In my submission, that is a very narrow-minded approach which should be treated with the contempt it deserves. If the Constitution were to spell out all the dos and don’ts for each and every category of Ugandans, it would have to assume the geographical size of Uganda itself.

But although such a chaotic exercise was consciously avoided by those who wrote the Constitution, the limits to people’s freedom of action are, by and large, well defined by the rules of natural justice.

That is why Kibirige Mayanja cannot walk to the pulpit of Christ the King Church and deliver a sermon on the Islamic faith that Prophet Muhammad is God’s greatest prophet and get away with it. He certainly would not convince even God himself that he was free to do so since there is nothing in the Constitution that forbids him.
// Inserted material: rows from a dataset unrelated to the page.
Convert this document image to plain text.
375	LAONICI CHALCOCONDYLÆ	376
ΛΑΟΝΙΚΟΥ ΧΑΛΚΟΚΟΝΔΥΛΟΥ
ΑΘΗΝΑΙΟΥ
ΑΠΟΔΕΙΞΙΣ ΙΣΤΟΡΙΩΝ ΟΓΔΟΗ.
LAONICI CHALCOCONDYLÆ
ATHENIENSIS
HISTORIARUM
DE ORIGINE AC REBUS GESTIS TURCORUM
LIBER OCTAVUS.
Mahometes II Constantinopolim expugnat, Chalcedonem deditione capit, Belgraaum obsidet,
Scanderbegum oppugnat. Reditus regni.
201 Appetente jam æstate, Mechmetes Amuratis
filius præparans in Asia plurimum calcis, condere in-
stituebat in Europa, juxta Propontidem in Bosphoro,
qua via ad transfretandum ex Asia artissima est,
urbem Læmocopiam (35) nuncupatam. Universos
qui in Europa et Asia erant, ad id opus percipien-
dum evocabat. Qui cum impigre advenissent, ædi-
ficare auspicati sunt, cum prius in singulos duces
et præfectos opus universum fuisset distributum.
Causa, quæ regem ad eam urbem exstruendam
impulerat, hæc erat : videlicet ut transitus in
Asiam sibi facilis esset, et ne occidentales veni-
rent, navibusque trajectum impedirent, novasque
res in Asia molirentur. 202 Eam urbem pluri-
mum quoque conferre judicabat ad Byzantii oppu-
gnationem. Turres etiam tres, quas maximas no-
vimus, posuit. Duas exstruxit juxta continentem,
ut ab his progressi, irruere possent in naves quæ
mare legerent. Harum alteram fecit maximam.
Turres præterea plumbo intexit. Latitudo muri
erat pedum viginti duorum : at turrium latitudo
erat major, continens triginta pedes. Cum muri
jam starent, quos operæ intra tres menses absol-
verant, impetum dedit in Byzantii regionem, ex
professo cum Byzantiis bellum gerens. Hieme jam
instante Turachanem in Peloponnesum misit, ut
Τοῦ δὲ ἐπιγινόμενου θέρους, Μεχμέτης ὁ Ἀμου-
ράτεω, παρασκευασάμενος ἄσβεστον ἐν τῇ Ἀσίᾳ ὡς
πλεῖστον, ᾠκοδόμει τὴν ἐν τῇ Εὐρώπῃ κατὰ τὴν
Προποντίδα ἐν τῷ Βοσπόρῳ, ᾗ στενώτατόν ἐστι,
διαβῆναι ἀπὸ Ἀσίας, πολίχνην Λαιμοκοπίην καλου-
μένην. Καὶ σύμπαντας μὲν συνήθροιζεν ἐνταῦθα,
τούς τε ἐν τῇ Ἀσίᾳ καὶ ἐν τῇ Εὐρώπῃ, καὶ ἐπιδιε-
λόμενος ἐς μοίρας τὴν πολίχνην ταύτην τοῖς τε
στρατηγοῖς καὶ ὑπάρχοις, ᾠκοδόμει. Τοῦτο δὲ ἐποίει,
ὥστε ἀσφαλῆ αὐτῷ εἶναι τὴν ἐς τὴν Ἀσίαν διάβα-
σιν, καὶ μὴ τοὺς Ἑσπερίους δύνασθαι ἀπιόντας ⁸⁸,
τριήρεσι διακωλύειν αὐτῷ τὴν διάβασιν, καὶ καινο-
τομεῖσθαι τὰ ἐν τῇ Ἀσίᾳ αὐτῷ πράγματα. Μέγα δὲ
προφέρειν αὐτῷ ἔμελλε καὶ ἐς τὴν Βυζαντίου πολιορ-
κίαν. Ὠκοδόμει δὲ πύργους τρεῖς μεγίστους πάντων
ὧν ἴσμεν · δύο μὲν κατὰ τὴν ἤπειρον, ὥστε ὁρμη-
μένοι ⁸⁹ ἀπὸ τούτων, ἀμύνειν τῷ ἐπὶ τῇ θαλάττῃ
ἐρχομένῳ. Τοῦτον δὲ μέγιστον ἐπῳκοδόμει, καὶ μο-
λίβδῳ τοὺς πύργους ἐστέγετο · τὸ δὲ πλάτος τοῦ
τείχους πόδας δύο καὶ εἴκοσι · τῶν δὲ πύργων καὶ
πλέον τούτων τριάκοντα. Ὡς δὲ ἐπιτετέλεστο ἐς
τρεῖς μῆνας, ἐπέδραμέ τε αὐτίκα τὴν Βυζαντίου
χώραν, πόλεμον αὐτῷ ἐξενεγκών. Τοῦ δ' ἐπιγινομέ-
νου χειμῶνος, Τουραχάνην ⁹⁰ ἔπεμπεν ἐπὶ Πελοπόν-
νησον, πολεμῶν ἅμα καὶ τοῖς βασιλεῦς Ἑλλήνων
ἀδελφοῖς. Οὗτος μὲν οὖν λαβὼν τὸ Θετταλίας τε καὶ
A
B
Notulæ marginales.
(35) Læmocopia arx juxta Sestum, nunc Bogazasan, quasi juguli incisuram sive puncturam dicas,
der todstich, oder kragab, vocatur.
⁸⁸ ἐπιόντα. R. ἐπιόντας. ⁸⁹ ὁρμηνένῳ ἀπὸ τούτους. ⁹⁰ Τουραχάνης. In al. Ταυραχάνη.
Mayanja’s observation that President Museveni did not complain when the Chief Imam, Sheikh Nuhu Muzata, agitated

in support of the third term proposal, failed to appreciate one basic difference between Sheikh Muzata’s stand as an individual and the stand of a clerical body such as the Joint Christian Council or the Catholic Episcopal Conference.

In my contention, it is one thing for a religious leader to say, “I support the Third Term,” and quite another for a recognised body of priests or bishops to say, “The Church rejects the proposal to lift the limit on the presidential terms of office.” I contend that sheikhs, priests, bishops, cardinals, et cetra, have a constitutional right to express opinions on any national matters including politics. But they have no right to invoke their divine authority in the propagation of their opinions.

A Catholic, Anglican or Muslim priest has the liberty to oppose the Third Term, but he has no right to preach that the divine course is to oppose or support one political development or another. I am a devout Anglican but I would not accept a priest’s teaching that supporting or opposing the so-called third term proposal would make any difference to my divine aspiration to join Jesus Christ in heaven.

Interestingly the explanation offered by the religious leaders for opposing the Third Term proposal is that they want to preserve the Constitution against selfish measures to amend it. There is hardly any logic to support that line of argument. At least there would be no need for the establishment of a Constitutional Review Commission if it was considered a taboo to have any of its provisions amended.

One absurd aspect of the situation is that many of those who oppose amending the Constitution to lift the presidential term limit are firm agitators for the amendment of the Constitution to introduce the federal system and to change from the Movement to the multiparty system of governance.

In other words, that category of Ugandans regard the Constitution as a sacred document that must not be tampered with only when the issue at stake is the Third Term. But once the issue turns out to be introducing federo or exterminating the Movement system, than amending the Constitution is a glorious political achievement.

The danger of political statements by religious leaders being mistaken for divine instructions is clearly manifested by claims by Catholic ex-seminarians that Prof Peter Kasenene should resign from his position as head of the Catholic laity because he opposed the rejection of the third term by the Catholic bishops.

According to the ex-seminarians, the bishops are the Pope’s representatives, therefore their decisions cannot be disputed. In other words, a good Catholic has to accept the bishops’ decision that lifting the limit on the presidential terms is unpalatable. How many Catholics are prepared to tie there divine status to a political theory manufactured without his consent in a factory superintended over by clerics whose expertise in politics has never been tested?